Adenosine exerts its modulatory effects via interaction with
G protein-coupled receptors, designated as A(1), A(2A), A(2B) and A(3). In this regard, extracellular
adenosine concentrations are critical in determining its ability of regulating several biological functions. The levels achieved by
adenosine in close proximity of its receptors are strictly regulated by a variety of dynamic mechanisms, including intracellular and extracellular biosynthesis, transport and metabolism, based on tissue energy status. In this context, the catabolic
enzyme adenosine deaminase (ADA) represents a critical checkpoint in the regulation of extracellular
adenosine levels and, consequently, in the control of receptor stimulation, thus playing a pivotal role in the modulation of purinergic responses to several pathophysiological events, such as chronic
pulmonary diseases,
rheumatoid arthritis,
inflammatory bowel diseases and
sepsis.
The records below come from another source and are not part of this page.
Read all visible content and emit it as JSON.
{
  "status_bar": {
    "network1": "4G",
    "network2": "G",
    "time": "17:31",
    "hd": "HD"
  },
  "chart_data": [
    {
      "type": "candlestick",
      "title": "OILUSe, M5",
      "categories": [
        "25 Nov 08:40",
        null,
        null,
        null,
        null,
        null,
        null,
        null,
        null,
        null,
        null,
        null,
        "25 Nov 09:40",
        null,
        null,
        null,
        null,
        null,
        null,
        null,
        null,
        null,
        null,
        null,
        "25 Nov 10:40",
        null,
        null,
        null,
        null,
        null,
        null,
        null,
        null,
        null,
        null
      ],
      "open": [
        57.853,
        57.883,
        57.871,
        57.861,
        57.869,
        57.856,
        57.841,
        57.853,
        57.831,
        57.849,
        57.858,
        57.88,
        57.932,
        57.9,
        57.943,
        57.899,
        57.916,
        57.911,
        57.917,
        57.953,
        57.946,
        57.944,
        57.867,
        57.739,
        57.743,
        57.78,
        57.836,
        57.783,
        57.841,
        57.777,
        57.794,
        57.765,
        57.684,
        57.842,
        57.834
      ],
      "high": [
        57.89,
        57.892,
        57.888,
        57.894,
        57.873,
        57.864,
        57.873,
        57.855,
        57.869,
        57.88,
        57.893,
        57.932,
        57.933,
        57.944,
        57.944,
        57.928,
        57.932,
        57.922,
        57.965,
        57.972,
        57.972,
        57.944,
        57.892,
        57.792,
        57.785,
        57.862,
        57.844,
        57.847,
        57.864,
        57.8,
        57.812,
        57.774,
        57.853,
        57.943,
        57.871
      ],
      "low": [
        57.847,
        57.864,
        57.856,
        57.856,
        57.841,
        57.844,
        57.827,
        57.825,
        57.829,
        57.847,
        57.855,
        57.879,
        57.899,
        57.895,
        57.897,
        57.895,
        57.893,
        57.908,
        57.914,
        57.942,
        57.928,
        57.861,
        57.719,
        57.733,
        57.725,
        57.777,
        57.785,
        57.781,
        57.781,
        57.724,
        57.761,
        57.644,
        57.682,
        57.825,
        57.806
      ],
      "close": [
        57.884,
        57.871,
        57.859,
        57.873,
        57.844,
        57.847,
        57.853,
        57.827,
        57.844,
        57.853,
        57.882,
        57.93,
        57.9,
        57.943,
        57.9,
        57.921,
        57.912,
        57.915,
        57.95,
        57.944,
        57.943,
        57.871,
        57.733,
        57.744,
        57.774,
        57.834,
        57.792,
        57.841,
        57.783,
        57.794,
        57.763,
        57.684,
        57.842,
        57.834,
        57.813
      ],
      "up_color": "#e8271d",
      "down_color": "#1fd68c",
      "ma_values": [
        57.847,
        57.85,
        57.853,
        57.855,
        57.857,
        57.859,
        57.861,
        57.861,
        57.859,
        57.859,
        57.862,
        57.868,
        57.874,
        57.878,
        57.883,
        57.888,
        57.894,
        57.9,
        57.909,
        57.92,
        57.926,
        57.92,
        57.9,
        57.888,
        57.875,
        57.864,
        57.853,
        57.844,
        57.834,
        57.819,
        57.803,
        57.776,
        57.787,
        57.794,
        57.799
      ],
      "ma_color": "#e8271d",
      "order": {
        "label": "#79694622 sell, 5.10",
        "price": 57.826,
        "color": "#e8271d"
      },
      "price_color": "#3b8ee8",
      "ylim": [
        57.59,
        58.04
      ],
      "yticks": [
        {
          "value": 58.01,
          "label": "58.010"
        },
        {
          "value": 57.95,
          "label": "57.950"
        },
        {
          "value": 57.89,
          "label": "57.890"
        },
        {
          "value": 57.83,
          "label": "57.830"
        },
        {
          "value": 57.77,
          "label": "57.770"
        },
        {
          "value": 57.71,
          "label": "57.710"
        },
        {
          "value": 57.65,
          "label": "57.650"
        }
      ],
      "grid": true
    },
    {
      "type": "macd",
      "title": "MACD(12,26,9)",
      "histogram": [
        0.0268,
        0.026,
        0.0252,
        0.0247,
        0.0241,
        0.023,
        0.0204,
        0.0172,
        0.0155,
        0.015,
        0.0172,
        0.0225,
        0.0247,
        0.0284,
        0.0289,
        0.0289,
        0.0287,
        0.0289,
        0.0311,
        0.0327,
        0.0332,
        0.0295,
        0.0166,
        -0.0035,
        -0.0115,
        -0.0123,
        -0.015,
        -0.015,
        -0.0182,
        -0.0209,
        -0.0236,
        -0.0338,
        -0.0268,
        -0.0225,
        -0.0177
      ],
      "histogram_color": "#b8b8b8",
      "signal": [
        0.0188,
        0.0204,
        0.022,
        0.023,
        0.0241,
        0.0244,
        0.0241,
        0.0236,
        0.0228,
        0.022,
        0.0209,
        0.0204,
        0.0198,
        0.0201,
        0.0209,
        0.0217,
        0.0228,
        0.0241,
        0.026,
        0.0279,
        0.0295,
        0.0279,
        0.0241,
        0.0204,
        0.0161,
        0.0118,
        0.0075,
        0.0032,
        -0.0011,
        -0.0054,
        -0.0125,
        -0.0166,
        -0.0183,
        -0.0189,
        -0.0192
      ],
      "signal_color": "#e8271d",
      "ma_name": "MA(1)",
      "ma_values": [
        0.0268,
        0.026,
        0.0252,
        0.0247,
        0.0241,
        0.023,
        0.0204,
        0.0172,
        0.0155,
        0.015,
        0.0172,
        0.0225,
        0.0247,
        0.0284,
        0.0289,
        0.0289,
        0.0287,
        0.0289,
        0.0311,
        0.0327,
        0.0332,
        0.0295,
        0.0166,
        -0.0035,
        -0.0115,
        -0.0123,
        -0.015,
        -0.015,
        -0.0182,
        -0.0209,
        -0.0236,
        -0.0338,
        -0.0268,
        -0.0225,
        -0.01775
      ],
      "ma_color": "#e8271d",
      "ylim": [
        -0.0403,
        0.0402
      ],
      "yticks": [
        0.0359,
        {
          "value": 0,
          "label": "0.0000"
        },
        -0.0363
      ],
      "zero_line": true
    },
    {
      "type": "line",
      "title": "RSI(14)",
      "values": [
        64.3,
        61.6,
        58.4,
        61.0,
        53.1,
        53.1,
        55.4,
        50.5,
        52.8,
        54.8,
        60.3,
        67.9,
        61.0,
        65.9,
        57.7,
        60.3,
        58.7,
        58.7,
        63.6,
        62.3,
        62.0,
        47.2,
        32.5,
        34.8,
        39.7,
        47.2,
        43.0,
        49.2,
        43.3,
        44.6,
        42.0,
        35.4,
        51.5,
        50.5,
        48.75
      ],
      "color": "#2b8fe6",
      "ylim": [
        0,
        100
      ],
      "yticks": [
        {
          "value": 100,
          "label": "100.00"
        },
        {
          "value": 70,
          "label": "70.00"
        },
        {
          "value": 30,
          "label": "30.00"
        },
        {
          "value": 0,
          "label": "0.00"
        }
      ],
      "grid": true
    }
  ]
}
This article reviews current data on the role played by ADA in the regulation of immune system activity through its modulation of
adenosine pathways. Particular attention has been paid to the involvement of ADA in the pathophysiology of relevant inflammatory diseases. In addition, the interest in designing and developing novel
ADA inhibitors, as new tools potentially useful for the therapeutic management of inflammatory disorders, has been discussed.